If the speaker dislikes all three candidates, iterate by either changing the comparison slide (a different slide may render better across the same model set) or revising the anchor paragraph (Sub-step 1) and re-running the comparison. Don't widen the model list ad-hoc — the curated set is what the script supports; new entries belong in the script's constant.

Model-specific prompt conventions (e.g., negative prompts, aspect-ratio tokens, reserved keywords) should be baked into the anchor paragraph immediately after the model is chosen, before Step 3 generation runs.

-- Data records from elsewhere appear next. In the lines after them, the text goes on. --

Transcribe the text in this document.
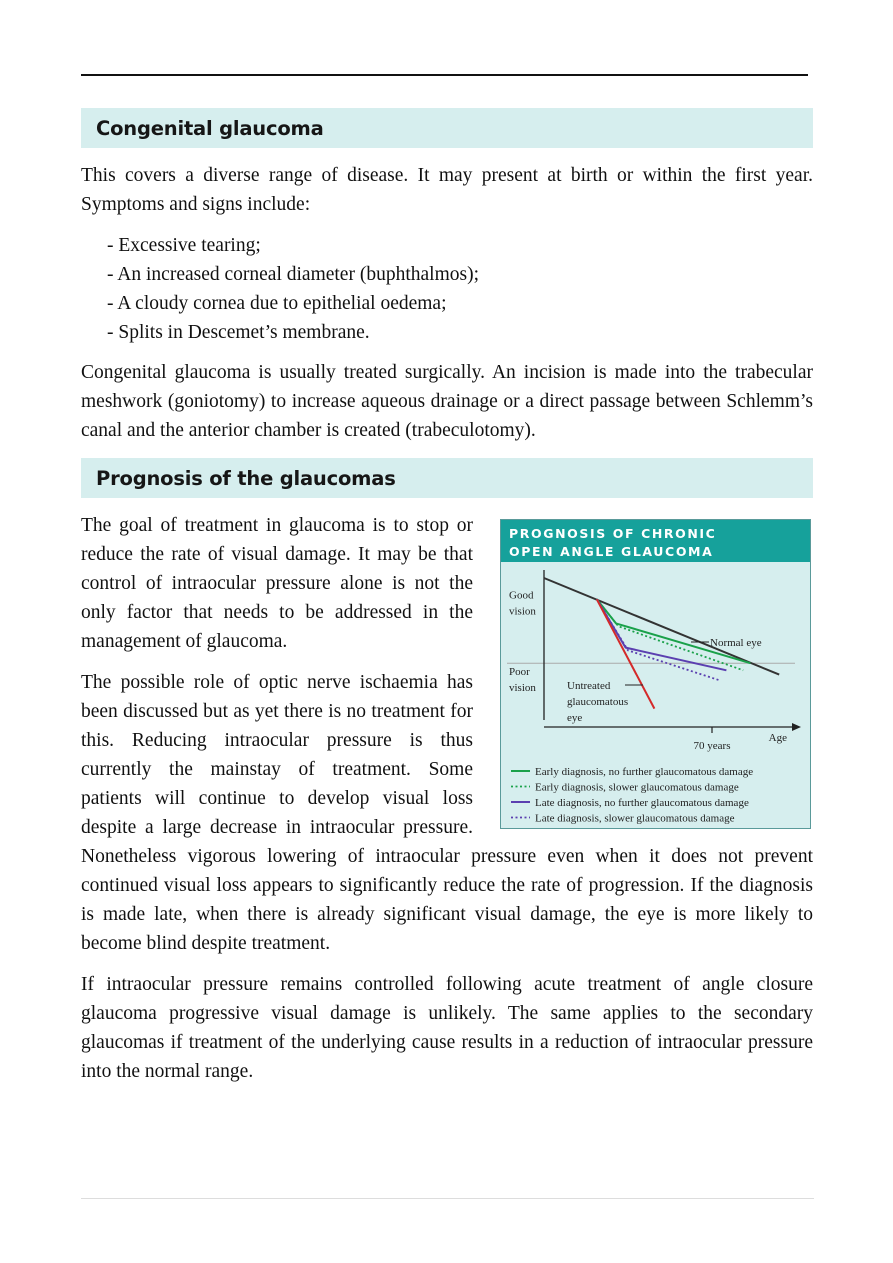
Congenital glaucoma

This covers a diverse range of disease. It may present at birth or within the first year. Symptoms and signs include:

- Excessive tearing;
- An increased corneal diameter (buphthalmos);
- A cloudy cornea due to epithelial oedema;
- Splits in Descemet’s membrane.

Congenital glaucoma is usually treated surgically. An incision is made into the trabecular meshwork (goniotomy) to increase aqueous drainage or a direct passage between Schlemm’s canal and the anterior chamber is created (trabeculotomy).

Prognosis of the glaucomas

The goal of treatment in glaucoma is to stop or reduce the rate of visual damage. It may be that control of intraocular pressure alone is not the only factor that needs to be addressed in the management of glaucoma.

The possible role of optic nerve ischaemia has been discussed but as yet there is no treatment for this. Reducing intraocular pressure is thus currently the mainstay of treatment. Some patients will continue to develop visual loss despite a large decrease in intraocular pressure. Nonetheless vigorous lowering of intraocular pressure even when it does not prevent continued visual loss appears to significantly reduce the rate of progression. If the diagnosis is made late, when there is already significant visual damage, the eye is more likely to become blind despite treatment.

If intraocular pressure remains controlled following acute treatment of angle closure glaucoma progressive visual damage is unlikely. The same applies to the secondary glaucomas if treatment of the underlying cause results in a reduction of intraocular pressure into the normal range.

PROGNOSIS OF CHRONIC
OPEN ANGLE GLAUCOMA
70 years
Age
Good
vision
Poor
vision
Normal eye
Untreated
glaucomatous
eye
Early diagnosis, no further glaucomatous damage
Early diagnosis, slower glaucomatous damage
Late diagnosis, no further glaucomatous damage
Late diagnosis, slower glaucomatous damage
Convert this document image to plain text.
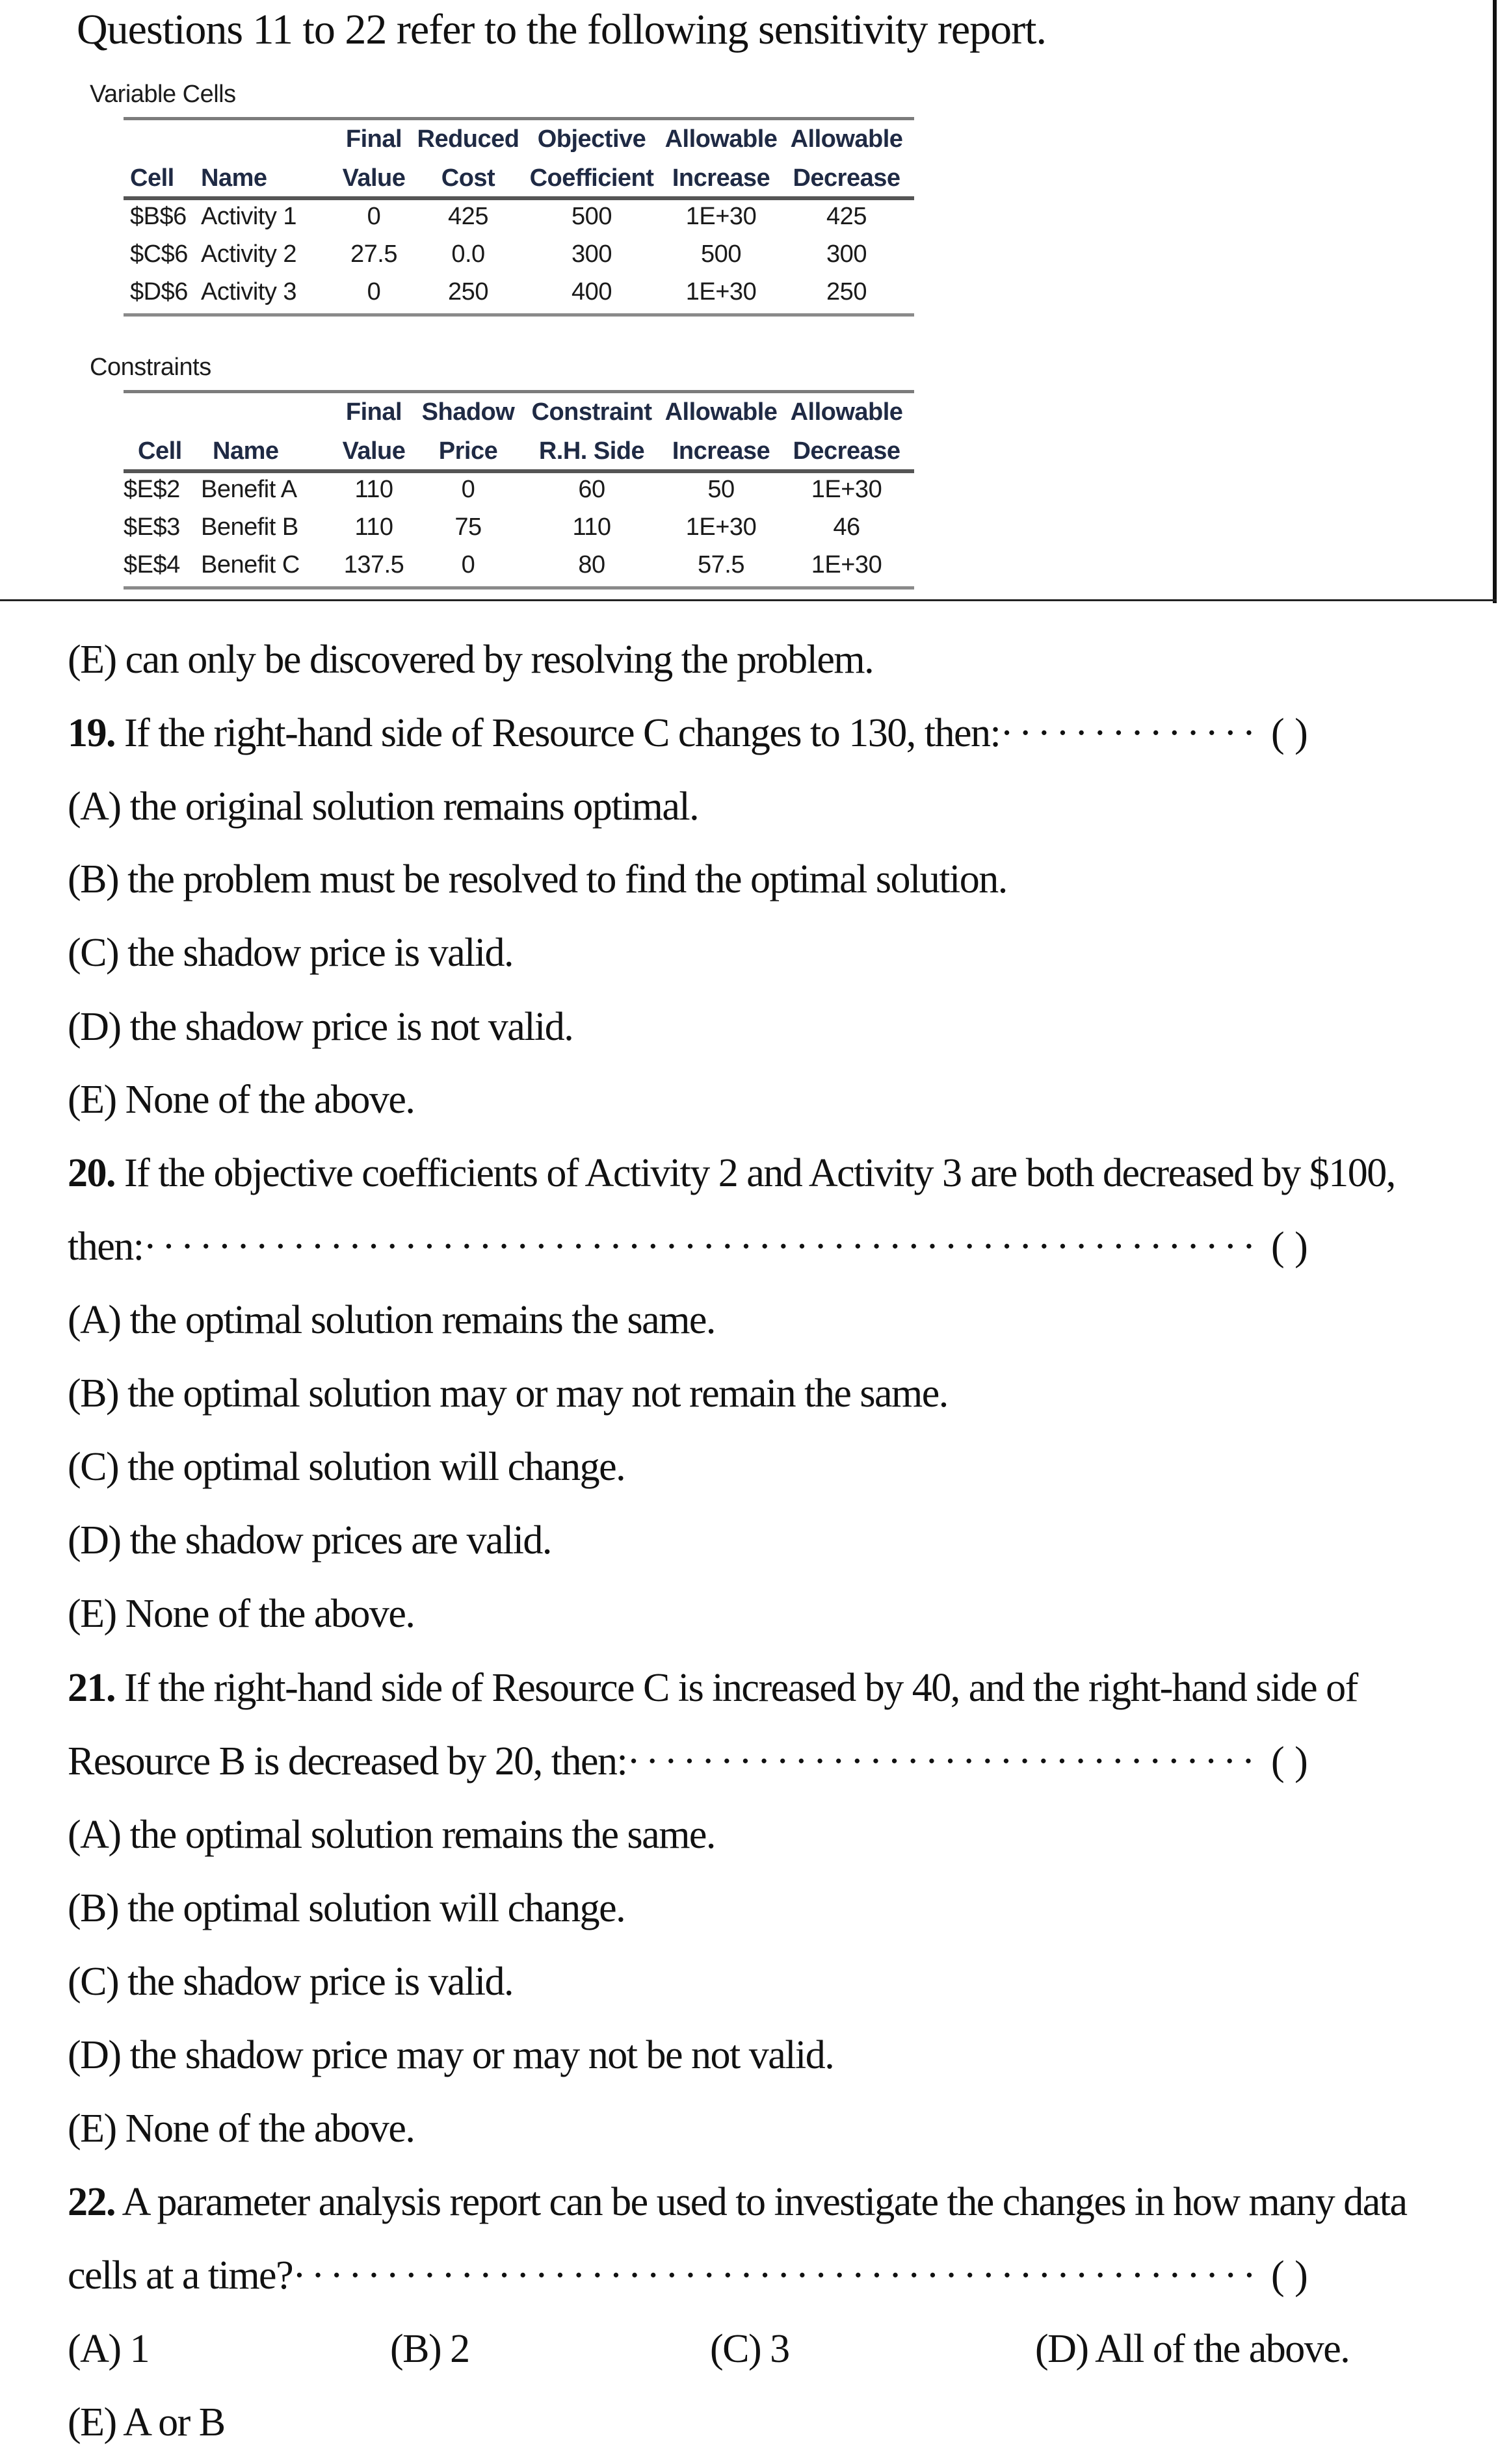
Questions 11 to 22 refer to the following sensitivity report.
Variable Cells
		Final	Reduced	Objective	Allowable	Allowable
Cell	Name	Value	Cost	Coefficient	Increase	Decrease
$B$6	Activity 1	0	425	500	1E+30	425
$C$6	Activity 2	27.5	0.0	300	500	300
$D$6	Activity 3	0	250	400	1E+30	250
Constraints
		Final	Shadow	Constraint	Allowable	Allowable
Cell	Name	Value	Price	R.H. Side	Increase	Decrease
$E$2	Benefit A	110	0	60	50	1E+30
$E$3	Benefit B	110	75	110	1E+30	46
$E$4	Benefit C	137.5	0	80	57.5	1E+30
(E) can only be discovered by resolving the problem.
19. If the right-hand side of Resource C changes to 130, then:·············· ( )
(A) the original solution remains optimal.
(B) the problem must be resolved to find the optimal solution.
(C) the shadow price is valid.
(D) the shadow price is not valid.
(E) None of the above.
20. If the objective coefficients of Activity 2 and Activity 3 are both decreased by $100,
then:···························································· ( )
(A) the optimal solution remains the same.
(B) the optimal solution may or may not remain the same.
(C) the optimal solution will change.
(D) the shadow prices are valid.
(E) None of the above.
21. If the right-hand side of Resource C is increased by 40, and the right-hand side of
Resource B is decreased by 20, then:·································· ( )
(A) the optimal solution remains the same.
(B) the optimal solution will change.
(C) the shadow price is valid.
(D) the shadow price may or may not be not valid.
(E) None of the above.
22. A parameter analysis report can be used to investigate the changes in how many data
cells at a time?···················································· ( )
(A) 1	(B) 2	(C) 3	(D) All of the above.
(E) A or B
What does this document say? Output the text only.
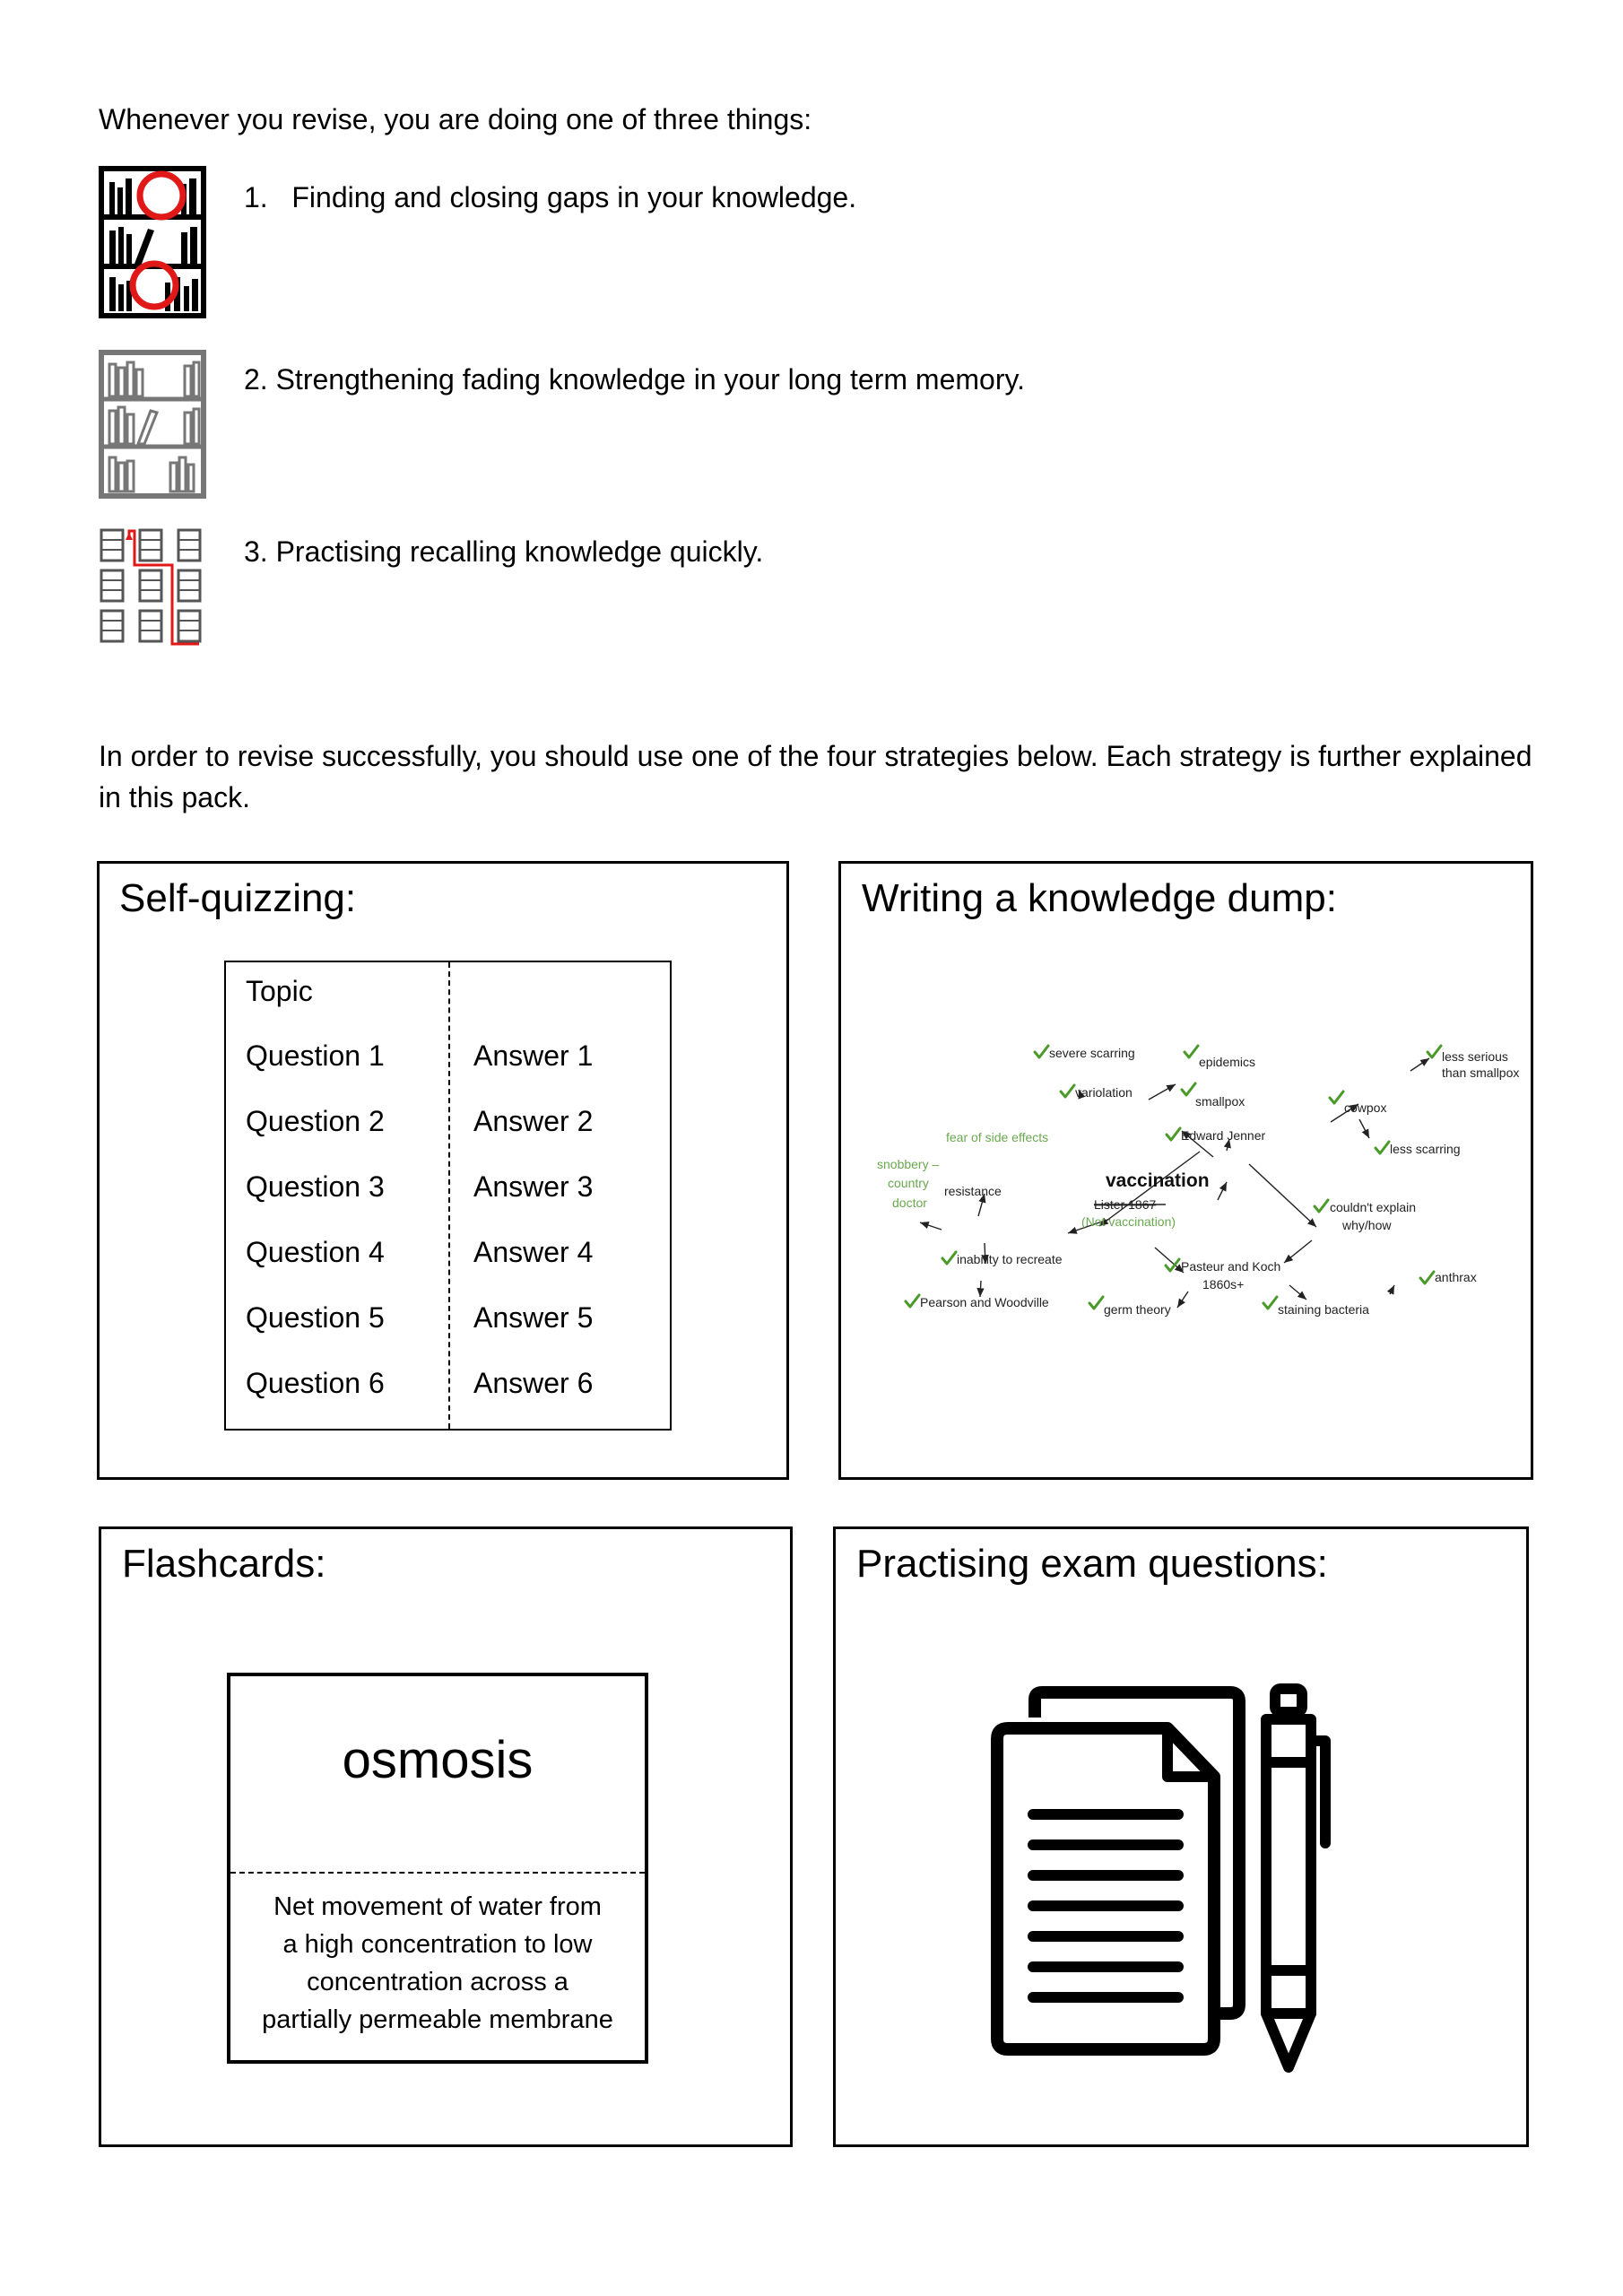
Whenever you revise, you are doing one of three things:
1.   Finding and closing gaps in your knowledge.
2. Strengthening fading knowledge in your long term memory.
3. Practising recalling knowledge quickly.
In order to revise successfully, you should use one of the four strategies below. Each strategy is further explained in this pack.
Self-quizzing:
Topic
Question 1	Answer 1
Question 2	Answer 2
Question 3	Answer 3
Question 4	Answer 4
Question 5	Answer 5
Question 6	Answer 6
Writing a knowledge dump:
severe scarring
epidemics	less serious
than smallpox
variolation
smallpox	cowpox
fear of side effects	Edward Jenner
less scarring
snobbery –
country
doctor
vaccination
resistance
Lister 1867
(Not vaccination)
couldn't explain
why/how
inability to recreate	Pasteur and Koch
1860s+	anthrax
Pearson and Woodville	germ theory	staining bacteria
Flashcards:
osmosis
Net movement of water from
a high concentration to low
concentration across a
partially permeable membrane
Practising exam questions:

Sub-step 4: Visual Continuity Devices

Define recurring elements that tie the deck together as a coherent visual artifact:

Sequential numbering (e.g., "FIG. N" numbering) — ties the deck together as one coherent document. The generation model may render numbers imperfectly; that's acceptable.
Recurring characters/motifs in consistent style (same uniforms, same species, same rendering approach across all appearances).
Checklist progression — a shared base image that gets edited to add checkmarks, fill-ins, or stamps across the talk. Use image editing (not regeneration) to preserve visual consistency. Track which slide is the base image.
Progressive visual elements with explicit base-image tracking: document which slide is the "source" image for each progression, so edits chain correctly.
Annotation style (callout labels, footnotes, stamps) — keep labels funny/deadpan if that's the tone; the gags in labels ARE the point.

Gate

Author approves the style anchor paragraphs, format vocabulary, and model choice. These become the Illustration Style Anchor section in the outline header. Once written, Step 3 (generation) can run.